When the time comes finally to destroy the papal court the
finger of an invisible hand will point the nations towards this court. When,
however, the nations fling themselves upon it, we shall come forward in the
guise of its defenders as if to save excessive bloodshed. By this diversion we
shall penetrate to its very bowels and be sure we shall never come out again
until we have gnawed through the entire strength of this place.
The King of the Jews will be the real Pope of the Universe, the
patriarch of an international Church.
But, in the meantime, while we are re-educating youth in new
traditional religions and afterwards in ours, we shall not overtly lay a finger
on existing churches but we shall fight against them by criticism calculated to
produce schism.
In general, then, our contemporary press will continue to
convict State affairs, religions, incapacities of the goyim, always using the
most unprincipled expressions in order by every means to lower their prestige in
the manner which can only be practiced by the genius of our gifted tribe.
Our kingdom will be an apologia of the divinity Vishnu, in whom
is found its personification -in our hundred hands will be, one in each, the
springs of the machinery of social life. We shall see everything without the aid
of official police which, in that scope of its rights which we elaborated for
the use of the goyim, hinders governments from seeing. In our programme onethird
of our subjects will keep the rest under observation from a sense of duty, on
the principle of volunteer service to the State. It will then be no disgrace to
be a spy and informer, but a merit: unfounded denunciations, however, will be
cruelly punished that there may be no development of abuses of this right.

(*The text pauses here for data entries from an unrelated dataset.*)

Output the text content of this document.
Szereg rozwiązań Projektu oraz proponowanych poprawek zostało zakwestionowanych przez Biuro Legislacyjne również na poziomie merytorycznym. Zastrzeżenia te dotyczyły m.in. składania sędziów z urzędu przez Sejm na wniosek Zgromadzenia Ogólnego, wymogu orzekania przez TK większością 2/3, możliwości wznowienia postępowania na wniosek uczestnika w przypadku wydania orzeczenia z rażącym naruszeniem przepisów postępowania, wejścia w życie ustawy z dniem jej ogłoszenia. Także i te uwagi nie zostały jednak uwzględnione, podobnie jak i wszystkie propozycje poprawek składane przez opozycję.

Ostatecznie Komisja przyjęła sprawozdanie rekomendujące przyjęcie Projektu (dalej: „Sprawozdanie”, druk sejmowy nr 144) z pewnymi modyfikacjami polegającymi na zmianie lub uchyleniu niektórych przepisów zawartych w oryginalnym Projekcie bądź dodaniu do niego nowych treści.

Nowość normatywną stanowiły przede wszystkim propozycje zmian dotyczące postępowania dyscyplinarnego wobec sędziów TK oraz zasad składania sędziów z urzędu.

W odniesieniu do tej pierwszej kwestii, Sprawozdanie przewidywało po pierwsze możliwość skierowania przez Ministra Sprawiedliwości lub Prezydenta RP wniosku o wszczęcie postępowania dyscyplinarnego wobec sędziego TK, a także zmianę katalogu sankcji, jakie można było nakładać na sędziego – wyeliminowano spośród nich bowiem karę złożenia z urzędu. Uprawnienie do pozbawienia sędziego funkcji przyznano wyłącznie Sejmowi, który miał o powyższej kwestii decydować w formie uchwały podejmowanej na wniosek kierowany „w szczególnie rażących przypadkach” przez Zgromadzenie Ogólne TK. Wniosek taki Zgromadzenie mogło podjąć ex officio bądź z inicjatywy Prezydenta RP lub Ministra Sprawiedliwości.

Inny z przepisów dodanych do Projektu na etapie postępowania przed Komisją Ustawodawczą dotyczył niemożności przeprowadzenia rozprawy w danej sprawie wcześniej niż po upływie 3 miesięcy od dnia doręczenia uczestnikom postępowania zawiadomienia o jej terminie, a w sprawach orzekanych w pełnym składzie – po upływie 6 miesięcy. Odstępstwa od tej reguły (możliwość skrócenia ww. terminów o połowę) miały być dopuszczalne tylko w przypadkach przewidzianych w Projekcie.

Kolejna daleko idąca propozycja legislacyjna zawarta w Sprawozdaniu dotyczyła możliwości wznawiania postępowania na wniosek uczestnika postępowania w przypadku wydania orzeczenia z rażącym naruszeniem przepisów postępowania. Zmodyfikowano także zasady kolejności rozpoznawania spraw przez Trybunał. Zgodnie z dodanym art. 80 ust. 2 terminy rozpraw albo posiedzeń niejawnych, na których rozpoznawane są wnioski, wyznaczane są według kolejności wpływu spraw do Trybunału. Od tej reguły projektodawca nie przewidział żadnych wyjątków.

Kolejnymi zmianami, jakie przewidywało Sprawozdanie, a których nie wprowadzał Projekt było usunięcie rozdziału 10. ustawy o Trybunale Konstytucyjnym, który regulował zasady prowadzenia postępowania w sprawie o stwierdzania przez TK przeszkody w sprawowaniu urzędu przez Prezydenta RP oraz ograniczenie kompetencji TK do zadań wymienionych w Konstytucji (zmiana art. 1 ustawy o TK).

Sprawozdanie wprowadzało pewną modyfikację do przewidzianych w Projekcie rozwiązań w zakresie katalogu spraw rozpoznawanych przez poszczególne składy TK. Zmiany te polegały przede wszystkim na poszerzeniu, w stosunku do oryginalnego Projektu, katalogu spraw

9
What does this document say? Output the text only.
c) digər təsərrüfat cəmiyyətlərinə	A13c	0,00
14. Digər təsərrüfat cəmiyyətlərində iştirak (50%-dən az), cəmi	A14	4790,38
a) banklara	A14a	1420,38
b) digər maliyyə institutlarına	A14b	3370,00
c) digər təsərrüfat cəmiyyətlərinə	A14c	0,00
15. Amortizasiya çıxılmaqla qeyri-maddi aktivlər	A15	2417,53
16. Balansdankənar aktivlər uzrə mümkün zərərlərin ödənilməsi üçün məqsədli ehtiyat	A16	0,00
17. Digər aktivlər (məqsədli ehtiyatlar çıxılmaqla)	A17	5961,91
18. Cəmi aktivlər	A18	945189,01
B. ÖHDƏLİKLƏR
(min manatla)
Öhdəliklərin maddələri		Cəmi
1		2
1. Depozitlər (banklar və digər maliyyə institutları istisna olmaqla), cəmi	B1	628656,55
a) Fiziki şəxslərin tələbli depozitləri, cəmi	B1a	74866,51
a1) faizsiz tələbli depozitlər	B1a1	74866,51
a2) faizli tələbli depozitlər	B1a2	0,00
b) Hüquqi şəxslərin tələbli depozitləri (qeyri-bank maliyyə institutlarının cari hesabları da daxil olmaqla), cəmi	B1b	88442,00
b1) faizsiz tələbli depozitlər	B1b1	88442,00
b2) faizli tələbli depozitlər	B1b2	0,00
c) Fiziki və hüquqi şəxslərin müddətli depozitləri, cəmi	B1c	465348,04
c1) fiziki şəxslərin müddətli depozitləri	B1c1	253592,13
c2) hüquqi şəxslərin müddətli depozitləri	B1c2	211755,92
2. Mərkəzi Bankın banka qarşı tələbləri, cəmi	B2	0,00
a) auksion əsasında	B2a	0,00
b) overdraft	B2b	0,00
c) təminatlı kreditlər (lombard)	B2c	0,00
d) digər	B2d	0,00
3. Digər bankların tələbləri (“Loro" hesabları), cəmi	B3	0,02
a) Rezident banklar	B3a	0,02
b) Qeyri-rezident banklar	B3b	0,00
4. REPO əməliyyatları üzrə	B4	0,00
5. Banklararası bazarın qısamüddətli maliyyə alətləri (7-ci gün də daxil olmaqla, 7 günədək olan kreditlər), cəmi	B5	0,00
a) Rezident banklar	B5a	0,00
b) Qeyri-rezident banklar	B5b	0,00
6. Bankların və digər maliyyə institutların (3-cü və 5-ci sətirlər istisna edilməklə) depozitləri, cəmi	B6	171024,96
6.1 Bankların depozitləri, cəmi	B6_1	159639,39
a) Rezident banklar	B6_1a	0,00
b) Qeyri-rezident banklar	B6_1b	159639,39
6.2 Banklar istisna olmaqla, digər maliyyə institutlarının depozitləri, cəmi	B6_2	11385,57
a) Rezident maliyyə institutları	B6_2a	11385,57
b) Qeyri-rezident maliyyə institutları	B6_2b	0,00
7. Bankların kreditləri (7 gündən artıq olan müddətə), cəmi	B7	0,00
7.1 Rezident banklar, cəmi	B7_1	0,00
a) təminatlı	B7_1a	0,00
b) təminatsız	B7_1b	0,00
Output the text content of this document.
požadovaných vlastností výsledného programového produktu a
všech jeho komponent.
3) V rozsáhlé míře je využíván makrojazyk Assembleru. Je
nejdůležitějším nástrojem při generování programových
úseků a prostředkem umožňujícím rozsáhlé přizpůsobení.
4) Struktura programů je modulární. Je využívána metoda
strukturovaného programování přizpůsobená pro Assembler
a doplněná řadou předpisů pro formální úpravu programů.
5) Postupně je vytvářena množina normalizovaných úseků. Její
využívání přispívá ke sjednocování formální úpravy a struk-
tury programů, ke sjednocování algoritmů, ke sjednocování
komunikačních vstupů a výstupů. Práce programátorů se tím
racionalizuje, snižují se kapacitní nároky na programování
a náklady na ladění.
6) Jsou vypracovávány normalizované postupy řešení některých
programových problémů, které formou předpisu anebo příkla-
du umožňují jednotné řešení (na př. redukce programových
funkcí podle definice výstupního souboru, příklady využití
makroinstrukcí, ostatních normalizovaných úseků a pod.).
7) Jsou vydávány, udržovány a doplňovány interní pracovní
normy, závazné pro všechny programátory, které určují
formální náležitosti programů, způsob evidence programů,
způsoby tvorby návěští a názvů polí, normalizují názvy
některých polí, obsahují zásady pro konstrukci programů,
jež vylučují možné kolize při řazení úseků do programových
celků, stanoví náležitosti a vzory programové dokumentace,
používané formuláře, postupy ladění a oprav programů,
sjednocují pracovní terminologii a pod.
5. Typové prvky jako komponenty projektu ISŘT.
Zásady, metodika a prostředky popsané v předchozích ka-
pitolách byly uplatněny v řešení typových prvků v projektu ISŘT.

Our agents will be taken from the higher as well as the lower
ranks of society, from among the administrative class who spend their time in
amusements, editors, printers and publishers, booksellers, clerks, and salesmen,
workmen, coachmen, lackeys, et cetera. This body, having no rights and not being
empowered to take any action on their own account, and consequently a police
without any power, will only witness and report: verification of their reports
and arrests will depend upon a responsible group of controllers of police
affairs, while the actual act of arrest will be performed by the gendarmerie and
the municipal police. Any person not denouncing anything seen or heard
concerning questions of polity will also be charged with and made responsible
for concealment, if it be proved that he is guilty of this crime.
Just as nowadays our brethren are obliged at their own risk to
denounce to the kabal apostates of their own family or members who have been
noticed doing anything in opposition to the kabal, so in our kingdom over all
the world it will be obligatory for all our subjects to observe the duty of
service to the State in this direction.
Such an organization will extirpate abuses of authority, of
force, of bribery, everything in fact which we by our counsel, by our theories
of the superhuman rights of man, have introduced into the customs of the goyim.
. . But how else were we to procure that increase of causes predisposing to
disorders in the midst of their administration? . . . Among the number of those
methods one of the most important is -agents for the restoration of order, so
placed as to have the opportunity in their disintegrating activity of developing
and displaying their evil inclinations -obstinate self-conceit, irresponsible
exercise of authority, and, first and foremost, venality.